One who knows that he is wanted for questioning by the *189police is not unwise to recognize the need for legal counsel even though he is innocent of any wrongdoing. In such a situation, a prudent person, free of guilty knowledge or fear, might want to ascertain what his rights and duties are. Like the individual who refrains from speaking when confronted by law enforcement officials, the individual who seeks advice of counsel may do so because of a mistrust of those officials or "the natural caution that arises from his knowledge that anything he says might later be used against him” (People v Conyers, 52 NY2d 454, 458 [1981]; People v Dawson, 50 NY2d 311, 319-321 [1980]). Thus, the decision to consult with an attorney may be attributable to a variety of reasons that are unrelated to the truth or falsity of the defendant’s exculpatory trial testimony.
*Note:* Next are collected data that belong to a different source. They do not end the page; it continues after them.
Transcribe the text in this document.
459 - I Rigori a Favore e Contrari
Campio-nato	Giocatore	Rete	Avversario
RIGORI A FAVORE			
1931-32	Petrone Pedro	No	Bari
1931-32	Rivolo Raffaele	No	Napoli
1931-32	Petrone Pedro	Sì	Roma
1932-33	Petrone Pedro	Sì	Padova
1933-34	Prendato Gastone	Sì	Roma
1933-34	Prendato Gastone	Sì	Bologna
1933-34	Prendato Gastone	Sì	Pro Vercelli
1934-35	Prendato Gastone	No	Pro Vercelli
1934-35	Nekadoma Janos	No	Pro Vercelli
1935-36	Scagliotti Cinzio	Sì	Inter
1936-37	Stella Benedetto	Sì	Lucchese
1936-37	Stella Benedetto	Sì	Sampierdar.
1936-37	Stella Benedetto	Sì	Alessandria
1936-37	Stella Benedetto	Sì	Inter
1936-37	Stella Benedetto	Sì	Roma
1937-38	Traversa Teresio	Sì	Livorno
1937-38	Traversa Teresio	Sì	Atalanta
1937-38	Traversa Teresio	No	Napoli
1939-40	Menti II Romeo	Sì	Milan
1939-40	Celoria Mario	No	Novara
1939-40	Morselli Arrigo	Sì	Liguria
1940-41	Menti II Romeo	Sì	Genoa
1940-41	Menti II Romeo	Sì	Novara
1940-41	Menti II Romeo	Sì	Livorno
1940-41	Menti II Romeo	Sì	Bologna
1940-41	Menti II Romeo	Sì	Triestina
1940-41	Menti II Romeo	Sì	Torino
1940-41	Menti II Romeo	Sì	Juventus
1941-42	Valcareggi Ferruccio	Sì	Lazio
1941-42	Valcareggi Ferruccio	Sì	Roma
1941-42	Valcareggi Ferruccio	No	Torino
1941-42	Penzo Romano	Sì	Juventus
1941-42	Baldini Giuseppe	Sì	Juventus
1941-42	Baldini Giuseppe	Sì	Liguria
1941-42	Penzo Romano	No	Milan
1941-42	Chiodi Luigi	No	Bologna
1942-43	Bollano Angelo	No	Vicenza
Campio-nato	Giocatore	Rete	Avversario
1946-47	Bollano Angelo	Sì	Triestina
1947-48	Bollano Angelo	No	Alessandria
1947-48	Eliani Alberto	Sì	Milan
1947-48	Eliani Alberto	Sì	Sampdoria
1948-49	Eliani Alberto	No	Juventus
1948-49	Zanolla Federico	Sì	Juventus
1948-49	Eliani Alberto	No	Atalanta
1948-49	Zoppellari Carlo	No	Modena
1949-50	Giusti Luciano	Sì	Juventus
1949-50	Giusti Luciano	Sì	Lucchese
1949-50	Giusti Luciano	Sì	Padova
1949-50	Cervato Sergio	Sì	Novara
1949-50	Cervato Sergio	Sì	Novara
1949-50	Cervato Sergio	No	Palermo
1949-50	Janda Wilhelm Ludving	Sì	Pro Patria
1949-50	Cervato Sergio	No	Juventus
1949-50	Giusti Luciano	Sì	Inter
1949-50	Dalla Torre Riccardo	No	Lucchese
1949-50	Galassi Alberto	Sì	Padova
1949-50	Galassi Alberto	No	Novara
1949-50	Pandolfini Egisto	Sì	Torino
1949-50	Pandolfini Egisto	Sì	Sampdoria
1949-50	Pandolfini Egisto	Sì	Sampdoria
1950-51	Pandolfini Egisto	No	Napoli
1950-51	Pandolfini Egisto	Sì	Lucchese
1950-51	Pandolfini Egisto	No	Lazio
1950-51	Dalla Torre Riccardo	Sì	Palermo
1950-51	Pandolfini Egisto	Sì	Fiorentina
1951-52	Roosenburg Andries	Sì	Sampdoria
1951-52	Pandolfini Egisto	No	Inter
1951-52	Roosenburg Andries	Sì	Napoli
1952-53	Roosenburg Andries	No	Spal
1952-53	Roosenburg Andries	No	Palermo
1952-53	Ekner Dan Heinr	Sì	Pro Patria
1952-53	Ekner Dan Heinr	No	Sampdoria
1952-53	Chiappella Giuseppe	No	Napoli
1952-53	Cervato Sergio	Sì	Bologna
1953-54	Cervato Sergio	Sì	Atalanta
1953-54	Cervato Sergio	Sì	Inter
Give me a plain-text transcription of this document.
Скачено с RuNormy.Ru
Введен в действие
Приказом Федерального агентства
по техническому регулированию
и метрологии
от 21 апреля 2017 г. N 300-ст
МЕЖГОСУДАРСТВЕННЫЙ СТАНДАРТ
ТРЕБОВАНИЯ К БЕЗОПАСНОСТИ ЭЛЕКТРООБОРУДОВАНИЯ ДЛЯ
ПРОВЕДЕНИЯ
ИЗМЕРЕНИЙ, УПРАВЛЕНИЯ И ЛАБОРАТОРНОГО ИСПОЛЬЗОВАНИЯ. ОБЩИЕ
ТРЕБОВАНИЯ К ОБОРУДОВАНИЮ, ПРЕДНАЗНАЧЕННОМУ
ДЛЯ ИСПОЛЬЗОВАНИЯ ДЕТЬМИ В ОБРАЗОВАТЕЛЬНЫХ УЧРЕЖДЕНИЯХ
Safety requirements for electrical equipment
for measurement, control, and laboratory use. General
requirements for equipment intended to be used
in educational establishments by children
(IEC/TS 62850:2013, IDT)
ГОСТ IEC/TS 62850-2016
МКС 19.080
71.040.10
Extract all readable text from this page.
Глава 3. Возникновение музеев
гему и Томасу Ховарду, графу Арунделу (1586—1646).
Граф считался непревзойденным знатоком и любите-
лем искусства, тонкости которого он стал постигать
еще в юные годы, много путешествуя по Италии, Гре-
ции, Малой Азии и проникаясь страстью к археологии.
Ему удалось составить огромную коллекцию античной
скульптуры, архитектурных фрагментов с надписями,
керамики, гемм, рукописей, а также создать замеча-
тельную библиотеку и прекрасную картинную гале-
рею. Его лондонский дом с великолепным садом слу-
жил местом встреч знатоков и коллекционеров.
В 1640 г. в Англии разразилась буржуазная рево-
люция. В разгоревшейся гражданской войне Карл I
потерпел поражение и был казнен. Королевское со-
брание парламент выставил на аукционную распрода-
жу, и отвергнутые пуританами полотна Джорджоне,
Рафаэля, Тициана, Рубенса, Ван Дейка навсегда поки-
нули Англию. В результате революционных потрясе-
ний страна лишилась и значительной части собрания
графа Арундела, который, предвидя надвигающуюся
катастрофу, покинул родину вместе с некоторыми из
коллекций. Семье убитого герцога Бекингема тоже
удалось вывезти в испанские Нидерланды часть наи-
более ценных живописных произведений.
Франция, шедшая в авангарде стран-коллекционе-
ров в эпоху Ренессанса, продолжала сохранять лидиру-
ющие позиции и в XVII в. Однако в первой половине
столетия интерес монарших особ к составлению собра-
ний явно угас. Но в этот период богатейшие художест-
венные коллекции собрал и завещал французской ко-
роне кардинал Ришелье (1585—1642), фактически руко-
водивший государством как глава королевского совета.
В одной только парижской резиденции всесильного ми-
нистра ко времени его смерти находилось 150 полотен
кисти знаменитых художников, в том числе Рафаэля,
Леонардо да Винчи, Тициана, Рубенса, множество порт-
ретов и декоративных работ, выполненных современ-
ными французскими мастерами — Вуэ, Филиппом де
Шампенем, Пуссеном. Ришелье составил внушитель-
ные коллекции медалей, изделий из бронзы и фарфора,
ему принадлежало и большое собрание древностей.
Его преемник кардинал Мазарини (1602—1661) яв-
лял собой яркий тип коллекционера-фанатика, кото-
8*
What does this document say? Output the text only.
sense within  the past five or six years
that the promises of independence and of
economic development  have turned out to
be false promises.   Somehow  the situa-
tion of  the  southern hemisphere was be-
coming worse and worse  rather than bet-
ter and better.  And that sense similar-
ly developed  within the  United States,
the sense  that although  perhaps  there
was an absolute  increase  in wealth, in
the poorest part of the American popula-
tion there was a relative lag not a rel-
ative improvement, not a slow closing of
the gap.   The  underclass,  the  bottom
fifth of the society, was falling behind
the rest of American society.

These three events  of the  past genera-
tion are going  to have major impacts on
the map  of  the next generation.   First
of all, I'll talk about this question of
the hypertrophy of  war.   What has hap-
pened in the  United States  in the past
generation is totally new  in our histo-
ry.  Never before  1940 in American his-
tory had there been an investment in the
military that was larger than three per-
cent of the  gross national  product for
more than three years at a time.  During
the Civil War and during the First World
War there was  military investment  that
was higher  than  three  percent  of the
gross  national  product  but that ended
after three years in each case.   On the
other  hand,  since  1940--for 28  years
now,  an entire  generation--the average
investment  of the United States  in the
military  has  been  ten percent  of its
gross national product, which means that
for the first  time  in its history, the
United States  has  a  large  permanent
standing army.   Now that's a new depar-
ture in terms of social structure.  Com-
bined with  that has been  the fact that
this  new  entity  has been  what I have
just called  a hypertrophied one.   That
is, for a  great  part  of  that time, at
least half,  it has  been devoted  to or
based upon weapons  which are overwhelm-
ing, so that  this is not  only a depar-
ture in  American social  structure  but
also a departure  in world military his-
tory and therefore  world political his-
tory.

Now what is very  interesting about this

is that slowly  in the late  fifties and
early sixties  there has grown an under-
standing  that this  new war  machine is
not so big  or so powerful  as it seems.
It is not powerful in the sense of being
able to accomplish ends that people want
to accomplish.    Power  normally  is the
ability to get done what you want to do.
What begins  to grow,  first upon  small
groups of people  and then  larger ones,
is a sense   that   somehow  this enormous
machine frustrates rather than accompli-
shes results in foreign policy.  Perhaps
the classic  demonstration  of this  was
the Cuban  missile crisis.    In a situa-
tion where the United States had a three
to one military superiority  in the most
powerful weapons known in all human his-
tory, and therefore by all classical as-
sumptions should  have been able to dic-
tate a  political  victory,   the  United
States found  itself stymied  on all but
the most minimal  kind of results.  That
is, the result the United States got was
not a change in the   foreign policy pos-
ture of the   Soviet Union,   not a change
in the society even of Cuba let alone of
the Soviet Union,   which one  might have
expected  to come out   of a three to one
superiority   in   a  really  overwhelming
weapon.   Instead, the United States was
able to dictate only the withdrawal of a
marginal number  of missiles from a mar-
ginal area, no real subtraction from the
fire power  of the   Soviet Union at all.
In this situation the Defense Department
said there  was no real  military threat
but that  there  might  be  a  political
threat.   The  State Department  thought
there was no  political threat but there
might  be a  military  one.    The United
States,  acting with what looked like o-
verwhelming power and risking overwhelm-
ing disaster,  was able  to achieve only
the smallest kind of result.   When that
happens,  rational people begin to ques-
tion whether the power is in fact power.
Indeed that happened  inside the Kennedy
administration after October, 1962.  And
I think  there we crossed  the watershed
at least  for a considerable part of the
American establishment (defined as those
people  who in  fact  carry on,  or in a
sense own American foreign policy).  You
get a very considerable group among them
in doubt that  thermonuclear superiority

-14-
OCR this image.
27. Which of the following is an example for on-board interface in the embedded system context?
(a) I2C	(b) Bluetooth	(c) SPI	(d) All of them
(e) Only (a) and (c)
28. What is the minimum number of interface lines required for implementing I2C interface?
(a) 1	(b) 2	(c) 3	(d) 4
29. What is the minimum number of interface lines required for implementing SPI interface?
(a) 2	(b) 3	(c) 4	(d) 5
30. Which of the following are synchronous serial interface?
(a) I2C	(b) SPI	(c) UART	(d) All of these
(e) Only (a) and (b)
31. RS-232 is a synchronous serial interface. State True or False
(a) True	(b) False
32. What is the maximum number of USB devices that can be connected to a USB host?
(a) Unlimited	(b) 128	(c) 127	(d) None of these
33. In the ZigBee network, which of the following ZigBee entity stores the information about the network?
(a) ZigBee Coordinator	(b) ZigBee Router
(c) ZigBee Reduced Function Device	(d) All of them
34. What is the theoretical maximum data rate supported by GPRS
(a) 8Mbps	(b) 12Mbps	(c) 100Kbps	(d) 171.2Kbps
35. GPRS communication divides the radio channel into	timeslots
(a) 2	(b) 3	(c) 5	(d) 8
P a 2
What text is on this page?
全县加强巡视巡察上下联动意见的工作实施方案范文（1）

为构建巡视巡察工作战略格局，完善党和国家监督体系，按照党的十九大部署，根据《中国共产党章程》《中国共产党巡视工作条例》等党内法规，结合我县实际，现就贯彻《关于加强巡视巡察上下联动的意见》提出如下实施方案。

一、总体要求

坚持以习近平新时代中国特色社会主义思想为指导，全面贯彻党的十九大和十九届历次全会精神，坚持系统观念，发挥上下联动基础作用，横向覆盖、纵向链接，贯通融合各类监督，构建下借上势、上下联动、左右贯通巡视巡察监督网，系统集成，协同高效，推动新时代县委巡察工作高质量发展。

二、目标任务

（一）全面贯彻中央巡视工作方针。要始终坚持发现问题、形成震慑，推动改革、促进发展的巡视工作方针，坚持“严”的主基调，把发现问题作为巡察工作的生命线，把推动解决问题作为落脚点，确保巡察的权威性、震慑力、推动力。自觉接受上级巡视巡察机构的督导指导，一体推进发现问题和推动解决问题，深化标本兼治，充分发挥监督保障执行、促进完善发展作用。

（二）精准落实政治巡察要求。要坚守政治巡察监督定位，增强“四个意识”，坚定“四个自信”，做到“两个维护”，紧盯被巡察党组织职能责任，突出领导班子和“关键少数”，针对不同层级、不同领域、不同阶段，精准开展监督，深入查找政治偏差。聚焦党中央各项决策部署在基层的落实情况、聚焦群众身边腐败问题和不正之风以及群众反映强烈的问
It is, therefore, a fact having minimal probative worth. Moreover, that worth is far outweighed by the risk of prejudice to the defendant and the chilling effect on the exercise of this fundamental right if the State were permitted to attack the defendant’s credibility by pointing out that he sought legal advice prior to his arrest. (See, People v Conyers, 49 NY2d 174, 182 [1980] [the use of the defendant’s silence to impeach him at trial would "place a burden upon the direct exercise of a fundamental right” and would penalize the accused for asserting that right].)
The People concede that cross-examination of a defendant about the exercise of his right to counsel is "impermissible in most circumstances”, just as use of the defendant’s pretrial silence for purposes of impeachment cannot be justified in the absence of unusual circumstances (People v Conyers, 52 NY2d, at 459, supra). However, the People argue that circumstances warranting such cross-examination were present in this case, as defendant’s own testimony created key issues of fact to be tested. (See, People v Davis, 92 AD2d 177, 186-188 [1st Dept 1983], affd 61 NY2d 202, 207 [1984].)
It is true that the prohibition barring use of the defendant’s silence for purposes of impeachment does not apply where the defendant "is allowed, whether properly or not, to buttress his exculpatory trial testimony”, thereby creating "an issue concerning the exact extent of his statements to the police” (People v Savage, 50 NY2d 673, 687 [1980] [Gabrielli, J., dissenting]). In this case, however, the prosecutor repeatedly asked defendant questions on cross-examination which were certain to elicit exculpatory testimony not previously offered or suggested by defendant regarding the substance of his prearrest interview. Defendant did not seek "to rely on a claim that he made certain statements to the authorities” *190(supra, at 687); that fact was revealed only under persistent questioning by the prosecutor. The prosecution, having thus created this collateral issue, should not be permitted to use it as a pretext to introduce prejudicial evidence of little probative value to impeach the defendant, particularly when such a tactic would impinge on the exercise of a fundamental right.
We cannot agree that the circumstances herein justified the repeated cross-examination about defendant’s exercise of his Sixth Amendment right to counsel. Inasmuch as credibility was the only issue in this case, the resulting prejudice to defendant cannot be deemed harmless. Concur — Kupferman, J. P., Kassal, Rosenberger, Ellerin and Smith, JJ.